Тимоти Эванс был удостоен королевского помилования, но это произошло лишь через несколько лет после того, как он был повешен в 1950 году за убийство, которого не совершал (Шеррок и Крессвил, 1989). Сначала Эванс добровольно пришел в полицейский участок и признался, что убил свою жену и дочь. Потом он сделал ряд противоречивых признаний, от которых позднее отказался. Суд вынес обвинительный приговор на основе первоначального признания, которое (т. к. он был известным лжецом), по мнению суда, выглядело более весомым, чем позднейший отказ от него. Мать отзывалась о нем как о человеке с живым воображением и об «ужасном вруне». Следует отметить, что уровень образованности у него был ниже среднего, он едва умел читать.

 

Можно обнаружить сходства между Эвансом и другим англичанином, который давал ложные признания в убийстве. Он называл себя «лордом А., пятым маркизом бас» (несуществующий титул) и разными способами демонстрировал фантастическую псевдологию (этот феномен рассмотрен в главах 2 и 7). Его случай изучали Шеррок и Крессвелл (1989). Лорд А. имел некоторый уровень образования, но страдал от дислексии и неспецифических неврологических дисфункций. Также выяснилось, что он экстраверт, легко поддается внушению и внешнему давлению.

Доктор Гисли Гаджонссон из Лондона изучил многих пациентов, которые оговаривали себя. По данным судебной экспертизы, они отличались низким уровнем образованности, легкой внушаемостью и податливостью (Гаджонссон, 1990). Необходимо внимательно оценивать каждое признание и средства, которыми оно получено. Среди факторов, оказывающих влияние на человека и заставляющих его делать ложные признания, выделяются: продолжительное время, проведенное в заключении, без возможности общения с адвокатами, друзьями и родными; отсутствие контроля над обстановкой; подчинение влиятельной законной власти; недостаточное питание и сон; ужас, внушаемый офицерами полиции; страх за собственную безопасность (Гаджонссон и Маккейт, 1988). Эти факторы соответствуют техникам реформирования мышления, применяемым для получения ложных признаний от политических заключенных.

Офицеры правоохранительных органов хорошо знакомы с феноменом спонтанно рождающихся ложных признаний, которые сопровождают каждое громкое преступление. Причины в потребности привлечь к себе внимание (при этом человек не думает о средствах его достижения) или невозможности отделить действительность от вымысла. Особенно когда человека мучает чувство вины.

 

Свидетельские показания

 

Два честных свидетеля могут давать диаметрально противоположные показания в зале суда. При этом каждый верит, что он говорит правду, а второй лжет. К сожалению, многие невиновные люди несправедливо обвинены, приговорены к тюремному заключению и даже к смертной казни на основе ложных свидетельских показаний (Лофтус и Кетчам, 1991). Понимание податливости памяти помогает разобраться в том, как разные люди воспринимают и запоминают одно и то же событие, и как посторонний человек манипулирует воспоминанием о событии, используя внушение.

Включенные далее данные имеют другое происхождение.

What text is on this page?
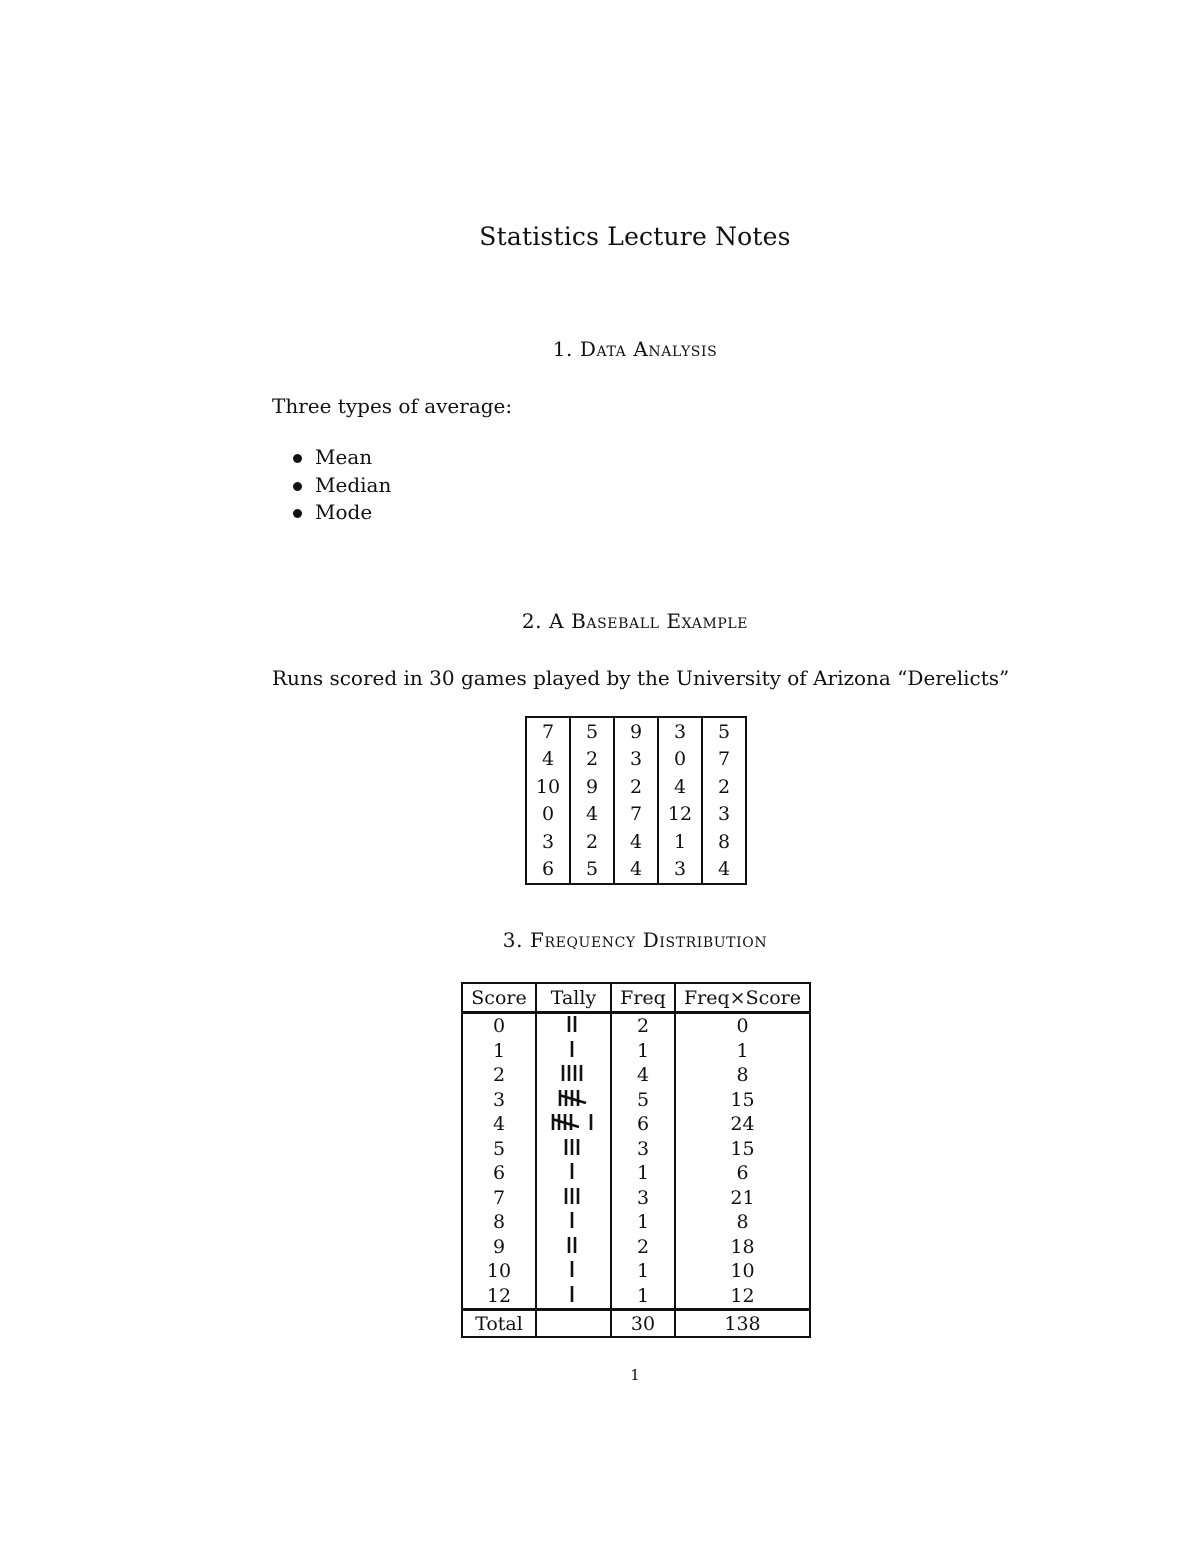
Statistics Lecture Notes
1. Data Analysis
Three types of average:
Mean
Median
Mode
2. A Baseball Example
Runs scored in 30 games played by the University of Arizona “Derelicts”
7	5	9	3	5
4	2	3	0	7
10	9	2	4	2
0	4	7	12	3
3	2	4	1	8
6	5	4	3	4
3. Frequency Distribution
Score	Tally	Freq	Freq×Score
0		2	0
1		1	1
2		4	8
3		5	15
4		6	24
5		3	15
6		1	6
7		3	21
8		1	8
9		2	18
10		1	10
12		1	12
Total		30	138
1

Наводящие вопросы дознавателей, офицеров полиции, прокуроров и даже психиатров способны значительно и навсегда изменить чужие воспоминания. Лофтус и Пальмер (1974) доказали, что, переформулируя вопрос, можно редактировать воспоминания человека о событии. Опытной группе продемонстрировали видеокассету с записью автомобильной аварии с участием двух машин. Участников эксперимента попросили приблизительно оценить скорость движения автомобилей. Когда вопрос звучал как: «Насколько быстро двигались машины перед жуткой аварией ?» – называли значительно бо́льшие скорости, чем когда вопрос формулировался как: «Насколько быстро двигались автомобили перед столкновением ?». Через неделю тех же людей спросили, заметили ли они разбитое стекло после аварии (его на кассете было не было видно). Те, кого спрашивали о страшной катастрофе, в основном отвечали «да», в отличие от тех, кого спрашивали о столкновении (Лофтус, 1975). Таким образом, формулировка изначального простого вопроса внесла изменения в воспоминания. Даже незначительные различия в вопросах приводили к совершенно иным ответам. Те, у кого спрашивали: «А вы увидели на записи разбитую фару?», чаще отвечали «да», чем те, кого спрашивали: «Вы видели на записи разбитые фары?» (Лофтус и Занни, 1975).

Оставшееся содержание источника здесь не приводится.